Software developers have an expression: "eating your own dog food." The metaphor refers to the practice of using the software they have themselves created to achieve the ends for which it was designed, the consequences of which all too often reveal the bug-filled, ugly reality of their own making.
The remedy for those who so readily, so thoughtlessly, and so often condemn capitalist greed without regard for the greater evil that would so readily replace it must simply eat their own dog food.
Two simple remedies come to mind. The first to provide the complainers with the opportunity to ship out to that part of the world where, geographically speaking, the contrast between capitalist individualism and communist collectivism can most dramatically be experienced firsthand: Korea.
After a brief stay in South Korea, during which time the newly arrived complainers will acclimate to culture and climate, they will become residents of the collectivist nirvana of North Korea. It may be necessary to negotiate a minimum residency period with North Korea's Great Successor to assure him that the complainers aren't just greedy capitalists themselves, participating in some newly concocted for-profit reality show -- eating bugs one day, "going commie" the next, then whisking themselves back to the Land of Liberty (and capitalism) to collect their ill-gotten reality show booty and, of course, resume their complaining.
A two-year residency period should be sufficient to allow the complainers to find out whether or not living in a country completely devoid of capitalist greed is a good or bad experience -- and shed a few extra pounds as well -- but that's a Westerner's opinion. Whether or not the suspicions of The Most Exalted Leader can so easily be allayed and in such a short period...well, that will be up to The Leader. Only time will tell.
But I think the complainers will enjoy life in the collectivist nirvana of North Korea, where the social, economic, and political cultures so consistently and so strongly oppose capitalist greed. Why, without even increasing the frequency with which they utter indignation and moral revulsion at capitalist greed, the newly arrived complainers might easily find themselves honored in the public square with an award of the People's Star of Merit for Politically Correct Speech -- a most exemplary start at eating one's own collectivist dog food.
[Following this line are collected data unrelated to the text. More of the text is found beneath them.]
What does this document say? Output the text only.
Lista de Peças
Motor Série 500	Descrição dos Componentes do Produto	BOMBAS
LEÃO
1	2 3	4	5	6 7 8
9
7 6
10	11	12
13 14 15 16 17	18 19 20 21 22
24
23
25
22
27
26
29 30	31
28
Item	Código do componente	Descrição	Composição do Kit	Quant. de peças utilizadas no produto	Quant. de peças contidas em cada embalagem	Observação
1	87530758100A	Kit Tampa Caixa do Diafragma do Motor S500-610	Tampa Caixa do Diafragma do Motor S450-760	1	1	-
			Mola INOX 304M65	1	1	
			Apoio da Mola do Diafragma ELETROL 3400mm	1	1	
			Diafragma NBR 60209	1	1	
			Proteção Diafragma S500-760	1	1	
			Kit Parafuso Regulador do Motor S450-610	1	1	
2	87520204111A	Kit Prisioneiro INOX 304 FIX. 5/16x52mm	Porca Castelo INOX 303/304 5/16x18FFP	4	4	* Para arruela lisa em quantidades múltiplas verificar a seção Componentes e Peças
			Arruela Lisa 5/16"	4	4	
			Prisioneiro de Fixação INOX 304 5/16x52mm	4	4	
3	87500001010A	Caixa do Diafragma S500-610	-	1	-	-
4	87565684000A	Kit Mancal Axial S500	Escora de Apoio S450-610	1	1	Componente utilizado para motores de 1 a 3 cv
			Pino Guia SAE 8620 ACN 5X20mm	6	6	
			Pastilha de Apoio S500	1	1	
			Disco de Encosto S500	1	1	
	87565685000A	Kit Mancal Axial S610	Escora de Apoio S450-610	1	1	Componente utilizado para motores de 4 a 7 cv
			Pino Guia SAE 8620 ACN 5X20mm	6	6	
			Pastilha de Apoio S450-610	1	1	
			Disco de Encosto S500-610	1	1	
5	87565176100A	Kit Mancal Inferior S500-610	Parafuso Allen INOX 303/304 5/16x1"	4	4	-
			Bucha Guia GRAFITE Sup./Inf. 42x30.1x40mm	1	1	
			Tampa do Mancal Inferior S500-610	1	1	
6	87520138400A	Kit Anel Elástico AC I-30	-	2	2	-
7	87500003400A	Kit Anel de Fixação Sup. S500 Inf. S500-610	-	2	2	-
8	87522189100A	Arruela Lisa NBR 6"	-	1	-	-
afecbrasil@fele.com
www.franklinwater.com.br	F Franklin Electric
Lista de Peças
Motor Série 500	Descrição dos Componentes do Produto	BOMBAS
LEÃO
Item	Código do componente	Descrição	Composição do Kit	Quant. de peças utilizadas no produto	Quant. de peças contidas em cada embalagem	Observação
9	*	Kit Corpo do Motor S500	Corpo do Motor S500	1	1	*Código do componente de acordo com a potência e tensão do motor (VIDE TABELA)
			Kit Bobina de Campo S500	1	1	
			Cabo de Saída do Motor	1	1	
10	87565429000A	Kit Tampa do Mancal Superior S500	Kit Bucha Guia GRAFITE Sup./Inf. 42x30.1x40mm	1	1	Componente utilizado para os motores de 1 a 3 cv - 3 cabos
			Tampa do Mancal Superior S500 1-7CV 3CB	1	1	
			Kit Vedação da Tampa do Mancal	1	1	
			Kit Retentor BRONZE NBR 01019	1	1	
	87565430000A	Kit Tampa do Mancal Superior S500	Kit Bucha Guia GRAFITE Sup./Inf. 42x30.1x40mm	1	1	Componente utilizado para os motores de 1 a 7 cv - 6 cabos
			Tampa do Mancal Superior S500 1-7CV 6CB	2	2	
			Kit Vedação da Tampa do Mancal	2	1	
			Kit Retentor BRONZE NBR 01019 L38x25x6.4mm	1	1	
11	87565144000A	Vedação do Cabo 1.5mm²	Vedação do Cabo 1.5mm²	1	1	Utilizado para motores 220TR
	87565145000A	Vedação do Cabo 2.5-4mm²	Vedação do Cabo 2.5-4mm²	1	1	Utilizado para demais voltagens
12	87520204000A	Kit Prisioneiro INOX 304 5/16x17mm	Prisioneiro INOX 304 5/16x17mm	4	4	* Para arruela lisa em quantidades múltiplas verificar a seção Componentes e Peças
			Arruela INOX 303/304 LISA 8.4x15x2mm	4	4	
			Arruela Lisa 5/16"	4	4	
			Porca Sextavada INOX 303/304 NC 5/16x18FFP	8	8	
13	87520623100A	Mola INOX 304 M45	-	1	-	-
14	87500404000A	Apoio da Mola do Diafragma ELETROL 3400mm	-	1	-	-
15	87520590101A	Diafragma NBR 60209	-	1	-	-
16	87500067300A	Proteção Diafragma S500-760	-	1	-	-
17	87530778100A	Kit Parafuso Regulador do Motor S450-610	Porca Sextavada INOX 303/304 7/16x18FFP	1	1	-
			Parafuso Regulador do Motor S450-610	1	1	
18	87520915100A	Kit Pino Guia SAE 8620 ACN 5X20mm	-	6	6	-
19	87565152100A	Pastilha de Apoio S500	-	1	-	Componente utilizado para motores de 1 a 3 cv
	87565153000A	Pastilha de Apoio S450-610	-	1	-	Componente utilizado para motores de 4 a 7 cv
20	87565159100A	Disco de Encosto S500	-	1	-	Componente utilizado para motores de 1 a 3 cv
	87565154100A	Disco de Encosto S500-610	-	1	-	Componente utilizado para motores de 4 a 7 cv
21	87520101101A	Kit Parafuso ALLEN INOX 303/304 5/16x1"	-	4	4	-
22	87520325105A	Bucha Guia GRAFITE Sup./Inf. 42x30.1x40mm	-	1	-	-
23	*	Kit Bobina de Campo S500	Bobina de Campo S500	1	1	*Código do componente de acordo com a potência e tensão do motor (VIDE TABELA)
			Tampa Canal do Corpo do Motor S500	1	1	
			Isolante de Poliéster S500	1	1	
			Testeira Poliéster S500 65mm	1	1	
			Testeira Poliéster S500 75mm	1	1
That's Simple Plan One. Simple Plan Two is closer at hand: collectivize all farms and factories in California.
Not only has California already done a lot of the preliminary work required for this experiment in eating their own collectivist dog food but there is a collectivist in Washington, D.C. who may soon -- I hope -- be looking for a job, has shown great enthusiasm for that cornerstone of collectivism -- central planning -- and should be able to hit the ground running with Simple Plan Two.
Without the direct tutelage of North Korea's First Secretary, however, things will take a little longer. A tradition of five years has previously been established for such things, so California's dog food-eating experiment will be of a five-year duration.
Honoring the great tradition of the Five Year Plan should resonate warmly within the bureaucratic bosoms of the many new comrades, commissars, and apparatchiks required to implement all the plans and attend the many meetings such complex, elaborate, and long-term planning requires.
The metaphor of eating your own dog food is perfectly suited for this scenario because once collectivism begins the process of replacing capitalist greed, it metastasizes like a cancer, devouring its host and growing into an enormous welfare state. The metaphor becomes the reality; almost everyone ends up actually eating dog food while rarely, if ever, complaining about capitalist greed.
And although the complainers' employment will be to make the dog food rations they will so dutifully and uncomplainingly eat, the rations won't actually be theirs; like everything else, the rations will be the property of the State.